Negara Asia Tenggara tidak terkecuali. Aksi teror seakan marak yang sebenarnya diragukan keasliannya. Selalu ada pemain peran di sana karena aksinya tidak rasional, tak jelas target, serta jaringan yang abu-abu.
Framing al-Qaida, ISIS, JI, JAD, dan sejenisnya dibutuhkan untuk membangun keterkaitan. Setelah pembiayaan meredup, Islamofobia muncul dalam bentuk isu radikalisme, intoleransi, atau moderasi. Islam dan umatnya dirusak citranya.
Buzzer dan penista agama berada di front depan Islamofobia.

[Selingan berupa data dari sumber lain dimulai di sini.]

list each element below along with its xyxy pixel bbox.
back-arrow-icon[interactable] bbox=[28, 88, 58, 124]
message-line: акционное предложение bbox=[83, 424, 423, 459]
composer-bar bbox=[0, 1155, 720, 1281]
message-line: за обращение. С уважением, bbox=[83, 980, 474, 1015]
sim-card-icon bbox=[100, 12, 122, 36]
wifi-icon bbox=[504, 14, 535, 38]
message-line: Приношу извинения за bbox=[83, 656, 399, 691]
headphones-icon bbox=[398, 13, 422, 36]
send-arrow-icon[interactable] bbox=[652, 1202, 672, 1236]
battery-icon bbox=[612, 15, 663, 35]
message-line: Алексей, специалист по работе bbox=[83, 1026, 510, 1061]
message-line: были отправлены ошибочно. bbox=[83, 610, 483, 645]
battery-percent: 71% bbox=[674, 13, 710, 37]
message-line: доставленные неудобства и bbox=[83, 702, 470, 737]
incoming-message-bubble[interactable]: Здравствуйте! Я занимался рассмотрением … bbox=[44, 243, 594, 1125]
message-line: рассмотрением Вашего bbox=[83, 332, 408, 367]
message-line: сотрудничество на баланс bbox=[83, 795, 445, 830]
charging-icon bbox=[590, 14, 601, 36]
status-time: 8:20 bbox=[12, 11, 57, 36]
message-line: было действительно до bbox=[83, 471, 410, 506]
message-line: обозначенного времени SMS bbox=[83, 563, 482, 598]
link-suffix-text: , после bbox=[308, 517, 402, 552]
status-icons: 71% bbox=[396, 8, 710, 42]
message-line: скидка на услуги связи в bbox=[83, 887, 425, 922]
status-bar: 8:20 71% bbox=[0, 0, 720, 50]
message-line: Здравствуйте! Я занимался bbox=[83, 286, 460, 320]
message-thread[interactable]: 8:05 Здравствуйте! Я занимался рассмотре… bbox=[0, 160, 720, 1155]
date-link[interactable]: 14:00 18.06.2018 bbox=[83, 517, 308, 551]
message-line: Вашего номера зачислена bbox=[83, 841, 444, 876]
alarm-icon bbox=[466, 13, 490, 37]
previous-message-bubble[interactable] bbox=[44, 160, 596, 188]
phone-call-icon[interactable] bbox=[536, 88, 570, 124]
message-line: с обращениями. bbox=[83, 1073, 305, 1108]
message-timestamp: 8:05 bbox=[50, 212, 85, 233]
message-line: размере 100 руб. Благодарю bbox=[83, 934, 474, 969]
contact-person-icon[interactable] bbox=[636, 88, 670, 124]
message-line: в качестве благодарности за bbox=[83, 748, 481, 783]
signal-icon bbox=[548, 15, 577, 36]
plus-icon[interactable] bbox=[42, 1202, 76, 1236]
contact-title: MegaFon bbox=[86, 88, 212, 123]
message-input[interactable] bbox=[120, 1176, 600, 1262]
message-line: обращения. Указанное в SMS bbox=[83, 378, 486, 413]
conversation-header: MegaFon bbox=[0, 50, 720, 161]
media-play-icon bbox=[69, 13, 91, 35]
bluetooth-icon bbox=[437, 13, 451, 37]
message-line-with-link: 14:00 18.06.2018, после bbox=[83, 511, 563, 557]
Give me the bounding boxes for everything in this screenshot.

Dibanding terorisme maka isu radikalisme dan intoleransi itu lebih murah dan mudah koordinasinya. Soal daya rusak mungkin masih sama dan sebanding. Bahkan lebih. Intinya pelumpuhan dan memecah belah umat Islam. Sekulerisasi dan liberalisasi sebagai penunggang program moderasi dan anti intoleransi.
UU Anti Islamofobia harus segera dibuat dengan seperangkat sanksi atas pelanggarannya. Alasan strategisnya adalah
Pertama, dunia mulai mengubah framing Islamofobia. Amerika memproduk UU penghapusan Islamofobia. PBB mengeluarkan Resolusi dan menetapkan 15 Maret sebagai Hari Perlawanan Islamofobia.

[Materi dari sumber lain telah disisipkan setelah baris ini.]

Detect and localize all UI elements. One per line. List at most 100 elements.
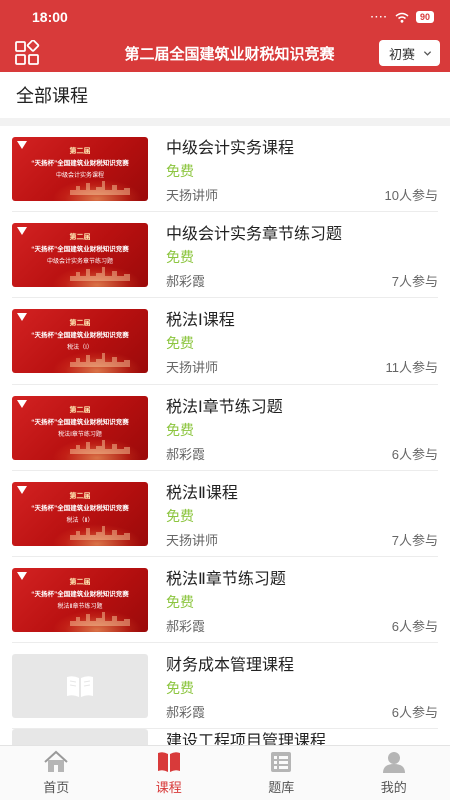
course-participants: 10人参与 (384, 188, 438, 204)
thumb-course-name: 税法（Ⅰ） (67, 345, 93, 352)
thumb-edition: 第二届 (69, 492, 91, 500)
course-title: 税法Ⅱ章节练习题 (166, 571, 286, 589)
course-price: 免费 (166, 594, 194, 611)
course-teacher: 天扬讲师 (166, 360, 219, 376)
course-title: 税法Ⅱ课程 (166, 484, 238, 502)
page-title: 第二届全国建筑业财税知识竞赛 (124, 45, 335, 63)
thumb-contest-name: “天扬杯”全国建筑业财税知识竞赛 (31, 332, 129, 340)
app-screen: 18:00 ···· 90 第二届全国建筑业财税知识竞赛 初赛 全部课程 第二届… (0, 0, 450, 800)
course-teacher: 郝彩霞 (166, 446, 206, 462)
book-icon (157, 752, 180, 772)
course-info: 税法Ⅱ课程 免费 天扬讲师 7人参与 (166, 479, 438, 549)
course-item[interactable]: 第二届 “天扬杯”全国建筑业财税知识竞赛 税法Ⅱ章节练习题 税法Ⅱ章节练习题 免… (0, 557, 450, 644)
course-price: 免费 (166, 421, 194, 438)
course-info: 税法Ⅰ章节练习题 免费 郝彩霞 6人参与 (166, 393, 438, 463)
thumb-course-name: 中级会计实务章节练习题 (46, 259, 113, 266)
thumb-contest-name: “天扬杯”全国建筑业财税知识竞赛 (31, 591, 129, 599)
course-thumbnail: 第二届 “天扬杯”全国建筑业财税知识竞赛 中级会计实务章节练习题 (12, 223, 148, 288)
course-title: 税法Ⅰ课程 (166, 312, 235, 330)
bottom-tab-bar: 首页 课程 题库 我的 (0, 745, 450, 800)
thumb-contest-name: “天扬杯”全国建筑业财税知识竞赛 (31, 504, 129, 512)
thumb-contest-name: “天扬杯”全国建筑业财税知识竞赛 (31, 246, 129, 254)
thumb-edition: 第二届 (69, 579, 91, 587)
skyline-icon (70, 525, 130, 540)
course-teacher: 天扬讲师 (166, 532, 219, 548)
open-book-icon (67, 676, 93, 698)
course-teacher: 天扬讲师 (166, 188, 219, 204)
round-select-dropdown[interactable]: 初赛 (378, 40, 440, 66)
course-participants: 6人参与 (391, 619, 438, 635)
status-icons: ···· 90 (371, 11, 434, 23)
category-grid-icon[interactable] (14, 40, 40, 66)
status-time: 18:00 (32, 9, 68, 25)
tab-label: 我的 (380, 780, 407, 795)
tab-profile[interactable]: 我的 (338, 746, 450, 800)
course-info: 财务成本管理课程 免费 郝彩霞 6人参与 (166, 651, 438, 721)
course-participants: 6人参与 (391, 446, 438, 462)
course-price: 免费 (166, 507, 194, 524)
app-header: 第二届全国建筑业财税知识竞赛 初赛 (0, 34, 450, 72)
tab-home[interactable]: 首页 (0, 746, 113, 800)
wifi-icon (395, 12, 409, 23)
skyline-icon (70, 353, 130, 368)
skyline-icon (70, 439, 130, 454)
skyline-icon (70, 612, 130, 627)
course-title: 财务成本管理课程 (166, 657, 295, 675)
profile-icon (382, 752, 405, 773)
course-thumbnail: 第二届 “天扬杯”全国建筑业财税知识竞赛 税法Ⅰ章节练习题 (12, 395, 148, 460)
course-info: 税法Ⅱ章节练习题 免费 郝彩霞 6人参与 (166, 565, 438, 635)
course-item[interactable]: 第二届 “天扬杯”全国建筑业财税知识竞赛 税法（Ⅰ） 税法Ⅰ课程 免费 天扬讲师… (0, 298, 450, 385)
course-participants: 7人参与 (391, 532, 438, 548)
chevron-down-icon (423, 50, 432, 56)
tab-label: 题库 (268, 780, 295, 795)
course-info: 中级会计实务章节练习题 免费 郝彩霞 7人参与 (166, 220, 438, 290)
course-item[interactable]: 第二届 “天扬杯”全国建筑业财税知识竞赛 中级会计实务章节练习题 中级会计实务章… (0, 212, 450, 299)
course-item[interactable]: 第二届 “天扬杯”全国建筑业财税知识竞赛 税法（Ⅱ） 税法Ⅱ课程 免费 天扬讲师… (0, 471, 450, 558)
home-icon (44, 750, 68, 772)
tab-question-bank[interactable]: 题库 (225, 746, 338, 800)
course-item[interactable]: 财务成本管理课程 免费 郝彩霞 6人参与 (0, 643, 450, 730)
course-thumbnail: 第二届 “天扬杯”全国建筑业财税知识竞赛 税法（Ⅱ） (12, 481, 148, 546)
course-price: 免费 (166, 680, 194, 697)
signal-icon: ···· (370, 11, 388, 23)
course-list: 第二届 “天扬杯”全国建筑业财税知识竞赛 中级会计实务课程 中级会计实务课程 免… (0, 126, 450, 770)
course-thumbnail: 第二届 “天扬杯”全国建筑业财税知识竞赛 中级会计实务课程 (12, 137, 148, 202)
course-thumbnail: 第二届 “天扬杯”全国建筑业财税知识竞赛 税法（Ⅰ） (12, 309, 148, 374)
tab-label: 首页 (43, 780, 70, 795)
course-participants: 11人参与 (385, 360, 439, 376)
round-select-value: 初赛 (388, 46, 415, 62)
thumb-contest-name: “天扬杯”全国建筑业财税知识竞赛 (31, 160, 129, 168)
thumb-course-name: 税法Ⅰ章节练习题 (58, 431, 102, 438)
course-teacher: 郝彩霞 (166, 274, 206, 290)
course-thumbnail: 第二届 “天扬杯”全国建筑业财税知识竞赛 税法Ⅱ章节练习题 (12, 568, 148, 633)
status-bar: 18:00 ···· 90 (0, 0, 450, 34)
course-participants: 6人参与 (391, 705, 438, 721)
course-teacher: 郝彩霞 (166, 705, 206, 721)
course-price: 免费 (166, 163, 194, 180)
thumb-course-name: 中级会计实务课程 (55, 173, 104, 180)
course-title: 税法Ⅰ章节练习题 (166, 398, 283, 416)
course-price: 免费 (166, 249, 194, 266)
course-participants: 7人参与 (391, 274, 438, 290)
thumb-course-name: 税法Ⅱ章节练习题 (57, 604, 103, 611)
thumb-edition: 第二届 (69, 406, 91, 414)
tab-label: 课程 (155, 780, 182, 795)
tab-courses[interactable]: 课程 (113, 746, 226, 800)
course-item[interactable]: 第二届 “天扬杯”全国建筑业财税知识竞赛 税法Ⅰ章节练习题 税法Ⅰ章节练习题 免… (0, 385, 450, 471)
course-item[interactable]: 第二届 “天扬杯”全国建筑业财税知识竞赛 中级会计实务课程 中级会计实务课程 免… (0, 126, 450, 213)
course-price: 免费 (166, 335, 194, 352)
thumb-contest-name: “天扬杯”全国建筑业财税知识竞赛 (31, 418, 129, 426)
skyline-icon (70, 181, 130, 196)
thumb-course-name: 税法（Ⅱ） (66, 517, 94, 524)
course-title: 中级会计实务课程 (166, 140, 295, 158)
course-thumbnail-placeholder (12, 654, 148, 719)
section-title: 全部课程 (0, 72, 450, 126)
thumb-edition: 第二届 (69, 320, 91, 328)
course-teacher: 郝彩霞 (166, 619, 206, 635)
skyline-icon (70, 267, 130, 282)
course-info: 中级会计实务课程 免费 天扬讲师 10人参与 (166, 134, 438, 204)
course-title: 中级会计实务章节练习题 (166, 226, 343, 244)
thumb-edition: 第二届 (69, 148, 91, 156)
battery-icon: 90 (415, 11, 434, 23)
thumb-edition: 第二届 (69, 234, 91, 242)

Kedua, di Indonesia kebijakan Islamofobia sangat kontra-produktif terutama dalam membangun integrasi bangsa. Memusuhi umat Islam adalah kebijakan bodoh dan zalim. Diskriminatif dan sangat melanggar HAM.
Ketiga, jangan biarkan penghina agama dan buzzer bayaran bergerak bebas menciptakan kegaduhan dan keonaran baik di media maupun di masyarakat nyata. Penghina dan buzzer adalah makhluk jahat yang harus dibasmi.
Keempat, watak neo PKI dan pendukung komunis selalu memojokkan agama dan menjadi pemanfaat Islamofobia. Musuh abadi PKI dan komunis adalah umat beragama khususnya umat Islam.
Kelima, UU yang ada termasuk pasal penodaan agama KUHP tidak cukup kuat untuk menghapuskan Islamofobia. Semakin banyak dan beraninya kaum Islamofobis kini menjadi bukti bahwa ancaman pasal-pasal yang ada kurang bermakna dan tidak berefek jera.
UU Anti Islamofobia dibuat untuk menciptakan kerukunan dan mengokohkan integrasi bangsa. Mendorong umat Islam untuk memaksimalkan peran konstruktif dalam membangun negeri. Kenyamanan dan perlindungan menjadi prasyarat agar umat lebih banyak berbuat.
Aspek filosofis dan sosiologis sudah cukup mendasari keberadaan UU Anti Islamofobia. Tinggal yuridisnya yakni prosedur pembentukan UU tersebut. Hebat jika RUU diajukan oleh pemerintah akan tetapi baik pula jika RUU ini adalah inisiatif DPR.
Persoalan Islamofobia menjadi momen pemerintah dan DPR untuk memperbaiki citra dan meningkatkan kinerja.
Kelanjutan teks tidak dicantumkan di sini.